Yazımı ülkemizin değerli analisti Can Kasapoğlu’nun tespitleriyle tamamlamak istiyorum. 2017 yılında ‘İstanbul Ekonomi Araştırma adına yapılan bir anket çalışmasında , katılımcıların yüzde 67'si Türkiye'nin güvenliğini NATO dışında kalarak sağlayabileceğini öngörüyor. Kuşkusuz bu yanıtta, Avrupa ülkeleri ile yaşanan krizlerin ve ABD ile Suriye'de yaşanan PYD/YPG kırılmasının izleri ve Türk kamuoyunun ciddi güvensizliği var.’ NATO, yalnızca siyasi değil askeri bir birlikteliği de ifade ediyor.
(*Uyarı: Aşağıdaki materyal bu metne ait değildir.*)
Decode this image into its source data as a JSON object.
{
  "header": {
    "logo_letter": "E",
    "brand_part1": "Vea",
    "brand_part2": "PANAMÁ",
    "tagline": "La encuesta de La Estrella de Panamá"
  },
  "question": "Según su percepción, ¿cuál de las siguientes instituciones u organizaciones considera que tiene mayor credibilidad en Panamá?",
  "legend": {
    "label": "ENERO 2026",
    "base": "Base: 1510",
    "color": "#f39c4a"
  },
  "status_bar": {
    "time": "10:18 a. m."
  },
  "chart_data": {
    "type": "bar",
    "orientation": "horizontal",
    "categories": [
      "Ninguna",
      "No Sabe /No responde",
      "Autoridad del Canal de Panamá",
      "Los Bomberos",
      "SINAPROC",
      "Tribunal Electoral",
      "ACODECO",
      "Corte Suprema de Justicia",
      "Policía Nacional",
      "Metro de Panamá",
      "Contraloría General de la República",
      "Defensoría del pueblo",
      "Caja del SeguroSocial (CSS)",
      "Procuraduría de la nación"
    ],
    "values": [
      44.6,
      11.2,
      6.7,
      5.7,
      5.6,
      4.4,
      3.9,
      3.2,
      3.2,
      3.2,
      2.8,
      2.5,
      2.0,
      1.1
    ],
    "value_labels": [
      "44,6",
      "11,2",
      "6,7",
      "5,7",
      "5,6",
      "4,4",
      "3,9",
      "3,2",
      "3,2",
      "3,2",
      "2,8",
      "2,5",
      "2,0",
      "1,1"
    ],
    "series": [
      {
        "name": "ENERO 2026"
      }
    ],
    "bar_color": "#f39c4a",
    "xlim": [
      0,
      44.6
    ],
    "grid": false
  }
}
Bu noktada NATO’nun kolektif savunma prensibi üzerine kurulduğunu söylemek mümkün. Ancak günümüzün çakışan çıkarları, birleşik Avrupa ile ABD’nin küresel hegemonik gücünü kırma hevesi, iki kutuplu dünyadan çoklu dünya düzenine geçilen dünyada  NATO ile ilişkilerimiz karşılıklı olarak revize edilmek zorunda.